Casson got out and stood by the half-open door, nodded toward the passenger side of the car. “There’s a man hurt,” he said.
The
Leutnant
walked around to have a look, bent over and peered into the car. The sergeant’s eyes were closed, mouth open, head back. A bloody rag around his arm, a dark stain on the upholstery. The
Leutnant
hesitated, looked in Casson’s direction. Casson saw a possibility. “I don’t really know exactly how he got himself in this condition but it’s important that he see a doctor as soon as he can.” He said it quickly.
The
Leutnant
froze, then squared his shoulders and walked away.
The road lay in shadow—six in the morning, shafts of sunlight in the pine forest. Five cars had been stopped, as well as two rickety old trucks taking pigs to market. Amid the smell and the squealing, a German officer was trying to make sense of the drivers’ papers while they stood to one side looking sinister and apprehensive.

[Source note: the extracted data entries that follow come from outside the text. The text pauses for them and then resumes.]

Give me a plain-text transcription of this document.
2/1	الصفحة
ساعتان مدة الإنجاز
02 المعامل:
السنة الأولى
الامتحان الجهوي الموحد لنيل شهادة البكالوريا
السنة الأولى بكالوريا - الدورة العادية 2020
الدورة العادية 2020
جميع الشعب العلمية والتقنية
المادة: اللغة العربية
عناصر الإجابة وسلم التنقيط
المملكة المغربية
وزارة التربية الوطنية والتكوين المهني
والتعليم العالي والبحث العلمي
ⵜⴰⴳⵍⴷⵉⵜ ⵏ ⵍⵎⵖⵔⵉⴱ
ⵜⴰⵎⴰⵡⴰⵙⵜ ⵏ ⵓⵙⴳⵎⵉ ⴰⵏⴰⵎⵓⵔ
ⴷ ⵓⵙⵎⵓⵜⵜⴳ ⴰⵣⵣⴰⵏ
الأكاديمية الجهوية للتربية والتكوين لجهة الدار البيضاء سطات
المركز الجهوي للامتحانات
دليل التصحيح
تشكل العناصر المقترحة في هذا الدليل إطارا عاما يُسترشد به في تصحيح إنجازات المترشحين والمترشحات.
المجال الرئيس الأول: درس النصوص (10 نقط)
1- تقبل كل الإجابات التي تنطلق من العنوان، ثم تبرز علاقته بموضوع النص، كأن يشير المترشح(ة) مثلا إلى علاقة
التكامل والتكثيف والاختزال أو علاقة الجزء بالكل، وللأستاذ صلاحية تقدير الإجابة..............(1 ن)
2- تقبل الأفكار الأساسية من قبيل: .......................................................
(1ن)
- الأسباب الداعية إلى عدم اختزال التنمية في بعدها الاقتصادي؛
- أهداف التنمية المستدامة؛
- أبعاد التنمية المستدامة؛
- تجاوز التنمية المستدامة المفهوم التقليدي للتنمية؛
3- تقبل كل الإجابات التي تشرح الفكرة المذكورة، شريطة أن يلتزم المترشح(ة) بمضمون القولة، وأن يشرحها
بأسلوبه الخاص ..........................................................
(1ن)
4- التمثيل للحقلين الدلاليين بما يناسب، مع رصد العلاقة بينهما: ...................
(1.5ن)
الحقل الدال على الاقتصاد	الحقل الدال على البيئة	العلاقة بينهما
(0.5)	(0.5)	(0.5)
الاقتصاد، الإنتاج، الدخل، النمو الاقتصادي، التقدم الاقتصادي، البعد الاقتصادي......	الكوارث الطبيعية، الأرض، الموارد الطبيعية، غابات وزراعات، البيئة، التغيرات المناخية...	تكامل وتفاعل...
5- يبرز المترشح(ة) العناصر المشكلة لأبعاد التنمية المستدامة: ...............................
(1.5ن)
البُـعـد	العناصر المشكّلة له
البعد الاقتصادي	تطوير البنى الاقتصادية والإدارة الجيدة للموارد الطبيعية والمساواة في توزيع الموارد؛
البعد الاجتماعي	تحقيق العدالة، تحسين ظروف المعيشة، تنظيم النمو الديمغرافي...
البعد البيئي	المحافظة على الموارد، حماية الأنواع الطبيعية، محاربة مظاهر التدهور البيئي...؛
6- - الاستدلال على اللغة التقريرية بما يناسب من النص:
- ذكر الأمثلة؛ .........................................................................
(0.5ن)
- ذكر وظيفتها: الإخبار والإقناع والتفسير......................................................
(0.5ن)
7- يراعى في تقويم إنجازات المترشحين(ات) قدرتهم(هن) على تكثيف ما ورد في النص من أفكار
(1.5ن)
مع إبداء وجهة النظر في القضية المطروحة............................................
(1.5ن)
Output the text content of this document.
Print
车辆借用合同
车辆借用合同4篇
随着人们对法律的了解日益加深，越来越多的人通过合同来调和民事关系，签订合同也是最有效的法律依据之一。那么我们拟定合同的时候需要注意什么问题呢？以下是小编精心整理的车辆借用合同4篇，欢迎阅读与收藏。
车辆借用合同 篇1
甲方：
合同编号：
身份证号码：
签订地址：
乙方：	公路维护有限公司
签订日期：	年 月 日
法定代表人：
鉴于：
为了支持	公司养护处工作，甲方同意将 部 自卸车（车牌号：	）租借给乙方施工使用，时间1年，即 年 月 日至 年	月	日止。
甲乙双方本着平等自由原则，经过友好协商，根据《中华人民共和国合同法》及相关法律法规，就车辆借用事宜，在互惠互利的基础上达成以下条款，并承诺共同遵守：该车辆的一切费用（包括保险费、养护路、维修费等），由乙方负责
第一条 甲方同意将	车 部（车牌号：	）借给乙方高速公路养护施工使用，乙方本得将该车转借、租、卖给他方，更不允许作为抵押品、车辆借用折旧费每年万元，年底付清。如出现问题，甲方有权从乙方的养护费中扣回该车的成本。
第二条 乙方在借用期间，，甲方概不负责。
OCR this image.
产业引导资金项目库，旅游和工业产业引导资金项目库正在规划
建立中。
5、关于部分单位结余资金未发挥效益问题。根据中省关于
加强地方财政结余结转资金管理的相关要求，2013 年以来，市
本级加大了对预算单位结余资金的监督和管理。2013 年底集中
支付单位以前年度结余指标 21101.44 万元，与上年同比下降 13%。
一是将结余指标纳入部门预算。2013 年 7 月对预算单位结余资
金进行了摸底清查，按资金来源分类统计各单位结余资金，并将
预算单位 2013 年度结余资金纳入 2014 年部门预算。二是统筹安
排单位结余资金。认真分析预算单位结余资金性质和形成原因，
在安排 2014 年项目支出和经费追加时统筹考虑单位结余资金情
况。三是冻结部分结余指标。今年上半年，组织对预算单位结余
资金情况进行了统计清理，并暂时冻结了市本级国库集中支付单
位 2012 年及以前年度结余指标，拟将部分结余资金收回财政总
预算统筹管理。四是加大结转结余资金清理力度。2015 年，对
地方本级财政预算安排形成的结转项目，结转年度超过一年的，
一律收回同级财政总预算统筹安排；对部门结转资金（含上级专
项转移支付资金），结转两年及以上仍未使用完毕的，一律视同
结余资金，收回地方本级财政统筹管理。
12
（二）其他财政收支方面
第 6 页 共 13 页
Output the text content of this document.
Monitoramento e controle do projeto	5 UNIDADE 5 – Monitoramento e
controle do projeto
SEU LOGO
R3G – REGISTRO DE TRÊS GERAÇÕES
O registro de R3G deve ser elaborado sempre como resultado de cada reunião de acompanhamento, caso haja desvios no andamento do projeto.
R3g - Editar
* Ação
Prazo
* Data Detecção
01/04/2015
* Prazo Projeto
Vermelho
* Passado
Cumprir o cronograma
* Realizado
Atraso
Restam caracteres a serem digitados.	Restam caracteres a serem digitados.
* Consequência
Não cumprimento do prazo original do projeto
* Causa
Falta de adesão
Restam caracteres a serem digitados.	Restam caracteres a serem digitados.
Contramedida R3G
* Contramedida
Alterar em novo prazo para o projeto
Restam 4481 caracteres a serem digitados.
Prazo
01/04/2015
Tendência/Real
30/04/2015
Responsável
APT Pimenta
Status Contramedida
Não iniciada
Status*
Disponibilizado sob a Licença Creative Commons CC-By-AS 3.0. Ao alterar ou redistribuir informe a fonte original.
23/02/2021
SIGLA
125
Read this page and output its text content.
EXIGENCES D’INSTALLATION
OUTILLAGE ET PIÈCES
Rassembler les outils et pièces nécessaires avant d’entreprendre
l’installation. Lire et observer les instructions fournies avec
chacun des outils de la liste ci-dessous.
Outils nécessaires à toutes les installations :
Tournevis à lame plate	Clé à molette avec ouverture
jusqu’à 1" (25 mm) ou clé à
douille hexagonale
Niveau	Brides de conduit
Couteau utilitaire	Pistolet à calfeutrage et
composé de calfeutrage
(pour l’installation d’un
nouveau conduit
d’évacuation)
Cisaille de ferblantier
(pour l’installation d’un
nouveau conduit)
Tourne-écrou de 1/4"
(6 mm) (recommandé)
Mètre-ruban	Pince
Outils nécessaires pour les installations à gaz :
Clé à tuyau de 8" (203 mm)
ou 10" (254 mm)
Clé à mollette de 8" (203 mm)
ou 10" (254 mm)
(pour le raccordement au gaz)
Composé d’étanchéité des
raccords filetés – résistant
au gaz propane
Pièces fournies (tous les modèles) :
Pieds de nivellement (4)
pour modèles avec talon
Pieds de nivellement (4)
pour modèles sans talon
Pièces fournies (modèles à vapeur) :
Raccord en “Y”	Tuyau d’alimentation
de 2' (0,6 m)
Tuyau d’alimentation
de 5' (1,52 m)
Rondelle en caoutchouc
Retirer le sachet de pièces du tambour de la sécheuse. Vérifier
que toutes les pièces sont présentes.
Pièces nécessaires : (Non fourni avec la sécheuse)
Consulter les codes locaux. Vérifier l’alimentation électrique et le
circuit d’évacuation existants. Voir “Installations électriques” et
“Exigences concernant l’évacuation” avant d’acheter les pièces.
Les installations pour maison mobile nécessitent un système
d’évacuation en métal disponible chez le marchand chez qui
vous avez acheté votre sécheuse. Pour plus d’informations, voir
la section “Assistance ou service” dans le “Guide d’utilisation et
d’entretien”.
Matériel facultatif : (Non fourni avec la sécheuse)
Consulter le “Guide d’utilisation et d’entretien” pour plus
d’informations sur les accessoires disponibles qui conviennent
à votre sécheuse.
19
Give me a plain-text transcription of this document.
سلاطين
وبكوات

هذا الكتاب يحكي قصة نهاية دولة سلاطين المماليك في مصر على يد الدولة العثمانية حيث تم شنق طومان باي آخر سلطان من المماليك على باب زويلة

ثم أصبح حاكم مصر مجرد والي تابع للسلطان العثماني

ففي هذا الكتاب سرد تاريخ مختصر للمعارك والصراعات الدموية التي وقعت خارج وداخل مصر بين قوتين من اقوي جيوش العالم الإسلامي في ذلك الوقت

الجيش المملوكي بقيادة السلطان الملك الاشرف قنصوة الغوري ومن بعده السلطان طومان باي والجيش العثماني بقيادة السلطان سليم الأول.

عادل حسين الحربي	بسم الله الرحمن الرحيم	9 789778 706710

By the car ahead of Casson, four men, dark, unshaven, possibly Gypsies, were trying to communicate with a man in a raincoat, perhaps a German security officer. Suddenly angry he yanked the door open, and a very pregnant, very frightened woman struggled out with hands held high in the air.
The young
Leutnant
came striding back to Casson’s car, a policeman in tow—an officer of the
Gendarmerie Nationale,
French military police with a reputation for brutality. The gendarme was angry at being asked to intervene. “All right,” he said to Casson, “what’s going on?”
“This man is injured.”
“How did it happen?”
“I’m taking him to a doctor.”
The gendarme gave him a very cold look. “I asked how.”
“An accident.”
“Where?”
“Working, I believe. In a garage. I wasn’t there.”
The gendarme’s eyes were like steel.
Salaud—
you bastard—trying to play games with me? In front of a German? I’ll take you behind a tree and break your fucking head. “Open the trunk,” he said.
Casson fumbled with the latch, then got it open. The intense odor of almonds, characteristic of plastic explosive, came rolling out at them. The
Leutnant
said “Ach,” and stepped back. “What is it?” the gendarme said.
“Almonds.”
The two valises were in plain sight, packed with francs, dollars, radio crystals, and explosive. Tonton Jules, just before they left, had tossed an old blanket over the two crates holding the sten guns and ammunition. Casson, at that moment, had thought it a particularly pointless gesture.